We weren't traveling v fast as the right lane was closed for gardening. Hadn't had the chance to go back to see the video.
The paramedics came and attended to us. Joy and I had minor cuts and bruises. Went to SKGH for more assessment and was discharged 4 hrs later. The pain and aftermath shock would probably come later.
Joy is still in shock. After all, this is her first car accident.
Looking at how damaged the car is, I can only thank God for his protection on the 3 of us. There are so many things to be thankful for:
1) twins are at my mum's place at time of incident
2) beside the minor cuts and wounds that Joy and I suffered, we seem otherwise Okie.
3) we didn't wait for a long time at SKGH. In fact, Joy was the only kid at PAED. She said 3 doctors and 2 nurses assessed her. I wasn't with her when we reached the hosp as all 3 of us went to different depts to be taken care of.
4) Joy had 6 stitches on her chin. But that was it. Thankfully not on her face or eyes.

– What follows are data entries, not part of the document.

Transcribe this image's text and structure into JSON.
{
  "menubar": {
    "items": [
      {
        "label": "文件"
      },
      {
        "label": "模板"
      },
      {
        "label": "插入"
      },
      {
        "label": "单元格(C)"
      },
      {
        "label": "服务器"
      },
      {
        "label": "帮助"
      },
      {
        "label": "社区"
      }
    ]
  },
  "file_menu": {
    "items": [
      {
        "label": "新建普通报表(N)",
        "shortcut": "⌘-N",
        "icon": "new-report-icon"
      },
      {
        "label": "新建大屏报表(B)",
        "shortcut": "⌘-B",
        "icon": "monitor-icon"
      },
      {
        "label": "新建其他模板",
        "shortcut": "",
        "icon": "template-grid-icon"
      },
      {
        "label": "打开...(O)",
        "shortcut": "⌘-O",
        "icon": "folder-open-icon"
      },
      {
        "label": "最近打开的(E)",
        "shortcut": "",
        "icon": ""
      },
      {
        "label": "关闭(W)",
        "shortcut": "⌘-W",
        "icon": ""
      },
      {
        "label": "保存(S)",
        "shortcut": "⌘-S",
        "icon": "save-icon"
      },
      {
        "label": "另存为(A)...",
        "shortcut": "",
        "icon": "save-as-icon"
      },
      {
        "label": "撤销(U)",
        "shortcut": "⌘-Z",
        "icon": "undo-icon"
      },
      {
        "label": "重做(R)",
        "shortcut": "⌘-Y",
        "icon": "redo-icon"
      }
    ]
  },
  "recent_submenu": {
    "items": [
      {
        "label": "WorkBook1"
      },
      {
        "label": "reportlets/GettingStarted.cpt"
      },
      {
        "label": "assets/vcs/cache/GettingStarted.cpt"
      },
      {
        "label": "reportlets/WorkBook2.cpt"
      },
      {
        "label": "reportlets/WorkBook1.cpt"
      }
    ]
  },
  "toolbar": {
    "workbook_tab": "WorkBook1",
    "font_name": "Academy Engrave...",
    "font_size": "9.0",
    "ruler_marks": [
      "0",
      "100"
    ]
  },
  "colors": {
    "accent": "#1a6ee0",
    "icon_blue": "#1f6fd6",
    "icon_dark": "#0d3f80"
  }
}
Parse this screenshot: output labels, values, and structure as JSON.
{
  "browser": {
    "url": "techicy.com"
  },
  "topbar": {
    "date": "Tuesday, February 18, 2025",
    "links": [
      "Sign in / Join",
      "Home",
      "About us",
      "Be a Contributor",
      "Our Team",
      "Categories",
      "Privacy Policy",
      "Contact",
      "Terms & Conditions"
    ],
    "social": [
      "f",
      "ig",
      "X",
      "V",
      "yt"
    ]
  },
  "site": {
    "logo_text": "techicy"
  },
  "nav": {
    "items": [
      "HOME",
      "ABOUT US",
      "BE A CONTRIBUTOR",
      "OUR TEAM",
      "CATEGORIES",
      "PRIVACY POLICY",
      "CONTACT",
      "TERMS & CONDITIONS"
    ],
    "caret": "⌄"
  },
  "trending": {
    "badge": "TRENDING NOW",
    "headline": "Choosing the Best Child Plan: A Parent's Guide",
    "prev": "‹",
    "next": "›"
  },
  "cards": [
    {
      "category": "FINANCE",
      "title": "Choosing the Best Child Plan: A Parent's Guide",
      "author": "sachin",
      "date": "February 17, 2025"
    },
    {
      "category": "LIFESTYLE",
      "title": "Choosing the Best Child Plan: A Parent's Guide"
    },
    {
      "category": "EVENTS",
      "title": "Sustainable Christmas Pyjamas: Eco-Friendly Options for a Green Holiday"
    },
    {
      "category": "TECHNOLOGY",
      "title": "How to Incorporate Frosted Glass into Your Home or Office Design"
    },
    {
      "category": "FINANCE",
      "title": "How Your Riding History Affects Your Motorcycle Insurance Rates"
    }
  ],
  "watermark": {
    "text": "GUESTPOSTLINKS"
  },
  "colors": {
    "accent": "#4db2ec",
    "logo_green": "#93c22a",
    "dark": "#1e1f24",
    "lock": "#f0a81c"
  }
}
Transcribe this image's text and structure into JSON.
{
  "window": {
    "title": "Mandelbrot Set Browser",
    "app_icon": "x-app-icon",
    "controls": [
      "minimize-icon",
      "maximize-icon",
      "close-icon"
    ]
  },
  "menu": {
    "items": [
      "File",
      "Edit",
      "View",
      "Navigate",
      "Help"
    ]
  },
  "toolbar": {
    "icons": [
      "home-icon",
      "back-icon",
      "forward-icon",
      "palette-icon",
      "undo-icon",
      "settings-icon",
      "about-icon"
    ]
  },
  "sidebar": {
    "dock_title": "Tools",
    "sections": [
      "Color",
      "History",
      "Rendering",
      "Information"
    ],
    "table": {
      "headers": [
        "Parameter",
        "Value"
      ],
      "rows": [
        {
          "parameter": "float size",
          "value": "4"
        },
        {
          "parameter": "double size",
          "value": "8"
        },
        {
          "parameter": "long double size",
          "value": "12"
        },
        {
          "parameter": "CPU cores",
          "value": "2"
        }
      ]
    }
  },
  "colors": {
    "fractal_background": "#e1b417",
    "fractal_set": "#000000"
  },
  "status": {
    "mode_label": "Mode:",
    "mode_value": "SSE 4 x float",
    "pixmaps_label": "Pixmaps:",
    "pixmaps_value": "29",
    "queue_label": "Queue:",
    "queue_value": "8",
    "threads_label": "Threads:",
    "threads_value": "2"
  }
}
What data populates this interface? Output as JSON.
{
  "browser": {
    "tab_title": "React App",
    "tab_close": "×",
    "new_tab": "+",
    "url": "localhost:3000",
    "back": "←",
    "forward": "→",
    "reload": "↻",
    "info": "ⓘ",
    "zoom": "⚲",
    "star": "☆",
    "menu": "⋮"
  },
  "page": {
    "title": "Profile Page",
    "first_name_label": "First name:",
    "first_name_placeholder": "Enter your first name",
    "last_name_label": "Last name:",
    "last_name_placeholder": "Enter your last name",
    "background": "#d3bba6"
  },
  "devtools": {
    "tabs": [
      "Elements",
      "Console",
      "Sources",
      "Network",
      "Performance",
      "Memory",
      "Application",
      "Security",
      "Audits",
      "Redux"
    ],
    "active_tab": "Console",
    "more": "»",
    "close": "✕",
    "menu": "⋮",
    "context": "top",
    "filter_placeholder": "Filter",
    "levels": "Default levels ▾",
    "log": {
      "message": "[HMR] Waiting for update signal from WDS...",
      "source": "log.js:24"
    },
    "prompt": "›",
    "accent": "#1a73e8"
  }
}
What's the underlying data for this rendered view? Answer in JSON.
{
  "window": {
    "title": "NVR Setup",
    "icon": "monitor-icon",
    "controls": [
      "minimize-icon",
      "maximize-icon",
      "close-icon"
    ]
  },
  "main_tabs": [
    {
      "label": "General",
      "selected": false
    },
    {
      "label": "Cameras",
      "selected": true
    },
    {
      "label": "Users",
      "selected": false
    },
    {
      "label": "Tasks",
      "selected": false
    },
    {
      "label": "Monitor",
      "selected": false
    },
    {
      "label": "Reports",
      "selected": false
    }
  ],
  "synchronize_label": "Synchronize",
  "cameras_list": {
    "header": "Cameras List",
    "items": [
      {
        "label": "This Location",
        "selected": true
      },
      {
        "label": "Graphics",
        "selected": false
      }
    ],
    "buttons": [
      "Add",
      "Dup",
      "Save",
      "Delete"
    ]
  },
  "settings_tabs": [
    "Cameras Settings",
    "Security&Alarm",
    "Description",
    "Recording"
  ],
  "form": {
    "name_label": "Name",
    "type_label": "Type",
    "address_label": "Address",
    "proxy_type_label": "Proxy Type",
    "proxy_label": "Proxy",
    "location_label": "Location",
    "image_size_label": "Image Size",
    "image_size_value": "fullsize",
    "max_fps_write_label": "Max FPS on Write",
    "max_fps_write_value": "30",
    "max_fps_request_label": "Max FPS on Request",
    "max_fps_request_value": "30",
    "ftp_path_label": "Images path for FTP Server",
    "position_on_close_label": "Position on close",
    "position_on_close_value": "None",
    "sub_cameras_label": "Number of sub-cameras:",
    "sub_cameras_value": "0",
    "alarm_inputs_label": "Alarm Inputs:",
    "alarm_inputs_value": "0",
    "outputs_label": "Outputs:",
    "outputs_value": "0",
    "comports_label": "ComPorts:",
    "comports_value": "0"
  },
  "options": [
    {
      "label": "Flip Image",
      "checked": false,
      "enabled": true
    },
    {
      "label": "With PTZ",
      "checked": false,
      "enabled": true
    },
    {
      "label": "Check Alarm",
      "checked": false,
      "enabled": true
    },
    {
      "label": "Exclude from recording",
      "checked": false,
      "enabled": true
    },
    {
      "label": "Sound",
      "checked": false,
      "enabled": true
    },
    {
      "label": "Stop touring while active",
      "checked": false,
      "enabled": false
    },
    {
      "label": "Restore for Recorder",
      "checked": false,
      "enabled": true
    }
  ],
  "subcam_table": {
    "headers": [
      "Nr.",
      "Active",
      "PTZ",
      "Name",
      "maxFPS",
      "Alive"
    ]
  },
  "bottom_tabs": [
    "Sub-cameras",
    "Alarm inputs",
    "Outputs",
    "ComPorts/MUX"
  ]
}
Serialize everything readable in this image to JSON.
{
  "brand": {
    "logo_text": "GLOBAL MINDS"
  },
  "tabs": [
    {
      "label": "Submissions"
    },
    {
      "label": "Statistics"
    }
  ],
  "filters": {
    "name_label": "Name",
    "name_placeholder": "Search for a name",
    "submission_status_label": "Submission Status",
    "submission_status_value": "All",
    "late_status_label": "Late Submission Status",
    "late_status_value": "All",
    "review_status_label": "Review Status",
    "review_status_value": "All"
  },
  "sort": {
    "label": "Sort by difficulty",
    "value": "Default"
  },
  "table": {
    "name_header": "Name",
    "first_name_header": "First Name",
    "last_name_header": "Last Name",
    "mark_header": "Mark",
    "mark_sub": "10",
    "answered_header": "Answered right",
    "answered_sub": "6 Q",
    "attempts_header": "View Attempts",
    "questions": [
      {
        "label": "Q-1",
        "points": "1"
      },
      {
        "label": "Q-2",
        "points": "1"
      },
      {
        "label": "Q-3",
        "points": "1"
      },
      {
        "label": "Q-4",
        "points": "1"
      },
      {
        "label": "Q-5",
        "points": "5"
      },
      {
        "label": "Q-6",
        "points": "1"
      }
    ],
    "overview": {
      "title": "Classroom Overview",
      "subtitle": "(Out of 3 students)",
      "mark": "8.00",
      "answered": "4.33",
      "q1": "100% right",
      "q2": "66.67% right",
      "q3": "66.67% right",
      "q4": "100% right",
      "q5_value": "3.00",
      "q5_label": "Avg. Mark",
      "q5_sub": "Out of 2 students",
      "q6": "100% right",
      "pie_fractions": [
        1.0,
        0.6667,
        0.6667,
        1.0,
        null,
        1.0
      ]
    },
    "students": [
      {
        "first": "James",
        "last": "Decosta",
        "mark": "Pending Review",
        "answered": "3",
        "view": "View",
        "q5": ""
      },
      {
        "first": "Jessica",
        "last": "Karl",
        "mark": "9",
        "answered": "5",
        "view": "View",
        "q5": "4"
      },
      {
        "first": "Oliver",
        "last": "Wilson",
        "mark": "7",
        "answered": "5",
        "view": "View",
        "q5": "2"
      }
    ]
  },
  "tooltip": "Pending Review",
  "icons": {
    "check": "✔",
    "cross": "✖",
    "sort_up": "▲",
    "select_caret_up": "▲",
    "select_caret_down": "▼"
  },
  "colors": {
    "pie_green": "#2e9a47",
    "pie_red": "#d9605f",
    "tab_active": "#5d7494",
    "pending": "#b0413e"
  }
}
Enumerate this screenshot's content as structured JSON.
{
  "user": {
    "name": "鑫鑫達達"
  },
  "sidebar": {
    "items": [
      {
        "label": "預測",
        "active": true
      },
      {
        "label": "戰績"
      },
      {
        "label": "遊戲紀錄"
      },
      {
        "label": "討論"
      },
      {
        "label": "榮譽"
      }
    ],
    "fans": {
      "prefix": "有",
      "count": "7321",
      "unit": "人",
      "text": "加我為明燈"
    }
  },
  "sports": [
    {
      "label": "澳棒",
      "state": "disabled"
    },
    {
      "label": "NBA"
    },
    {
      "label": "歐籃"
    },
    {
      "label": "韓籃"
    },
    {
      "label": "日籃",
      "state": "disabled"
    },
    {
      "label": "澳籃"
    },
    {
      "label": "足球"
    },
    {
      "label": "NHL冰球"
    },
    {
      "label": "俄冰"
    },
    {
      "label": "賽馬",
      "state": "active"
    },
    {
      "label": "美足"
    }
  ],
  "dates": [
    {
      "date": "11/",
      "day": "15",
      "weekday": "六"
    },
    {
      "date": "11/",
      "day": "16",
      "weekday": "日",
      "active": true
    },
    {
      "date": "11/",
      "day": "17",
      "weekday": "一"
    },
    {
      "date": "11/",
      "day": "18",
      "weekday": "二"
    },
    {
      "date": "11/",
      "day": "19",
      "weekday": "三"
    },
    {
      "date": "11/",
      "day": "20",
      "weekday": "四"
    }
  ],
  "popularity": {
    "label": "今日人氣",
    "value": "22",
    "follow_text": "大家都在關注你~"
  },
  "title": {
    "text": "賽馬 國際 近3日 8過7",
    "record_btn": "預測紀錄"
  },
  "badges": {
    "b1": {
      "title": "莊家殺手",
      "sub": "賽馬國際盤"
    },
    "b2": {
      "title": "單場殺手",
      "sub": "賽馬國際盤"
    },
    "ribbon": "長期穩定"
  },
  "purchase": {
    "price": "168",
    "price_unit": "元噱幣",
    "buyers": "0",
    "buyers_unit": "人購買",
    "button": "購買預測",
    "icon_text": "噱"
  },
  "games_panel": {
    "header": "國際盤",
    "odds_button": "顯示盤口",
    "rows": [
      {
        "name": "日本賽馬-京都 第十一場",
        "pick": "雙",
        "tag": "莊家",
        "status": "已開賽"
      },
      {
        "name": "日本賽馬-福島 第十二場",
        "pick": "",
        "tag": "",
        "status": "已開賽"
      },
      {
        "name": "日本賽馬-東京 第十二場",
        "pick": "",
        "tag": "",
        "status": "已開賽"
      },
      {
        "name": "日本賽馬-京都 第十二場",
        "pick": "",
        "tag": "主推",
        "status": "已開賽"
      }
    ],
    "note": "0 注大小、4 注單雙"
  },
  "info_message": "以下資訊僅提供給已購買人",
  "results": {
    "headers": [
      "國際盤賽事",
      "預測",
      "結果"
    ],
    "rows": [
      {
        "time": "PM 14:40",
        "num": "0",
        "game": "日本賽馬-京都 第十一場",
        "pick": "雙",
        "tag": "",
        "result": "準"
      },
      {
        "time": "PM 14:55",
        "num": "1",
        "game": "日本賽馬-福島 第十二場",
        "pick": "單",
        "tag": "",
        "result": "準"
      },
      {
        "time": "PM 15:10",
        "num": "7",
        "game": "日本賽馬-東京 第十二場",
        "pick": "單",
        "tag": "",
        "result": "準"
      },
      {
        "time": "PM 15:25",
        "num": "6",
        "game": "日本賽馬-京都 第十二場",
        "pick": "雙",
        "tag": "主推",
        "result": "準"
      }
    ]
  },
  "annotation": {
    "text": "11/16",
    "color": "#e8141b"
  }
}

5) all 3 of us were belted. Otherwise she probably would have flung out from the impact.
6) thank God for seat belts and air bag.
God protected us from any major injuries. In fact we could walk over to compass one to get Koi for Joy (hopefully that will relieve her traumatic experience) and took a cab to my mom's place after that.
As much as I shudder to think what s going to happen to the car and the possible huge claims coming up, I need to remind myself that thankfully no one was hurt (major). Not the other car ; nor us. Thank God for his protection and covering. Praying that Joy will be able to sleep tonight.
She still try to smile just so that her grandma won't be worried. Thank God for her maturity.
Sunday, October 14, 2018
Bible verse
For I know the plans I have for you,” declares the Lord , “plans to prosper you and not to harm you, plans to give you hope and a future. Jeremiah 29:11 NIV https://bible.com/bible/111/jer.29.11.NIV
This verse came in handy, at a time when I'm trying not to panic in the midst of the drought, to relax and enjoy the serenity. That even though the cases are not coming in, that even when it seems that I have no one else to meet. It is Okie. Coz if this meant the end; that the people I needed to help has all been settled, then Yes, I will accept it. If not, then I too will gladly accept the break, the time to be home for dinners with the family ; to bring the kids out for a slow breakfast before heading to work.. yes, I can enjoy this. After all, everything is in His plans. I will surrender all to Him and take things at His pace.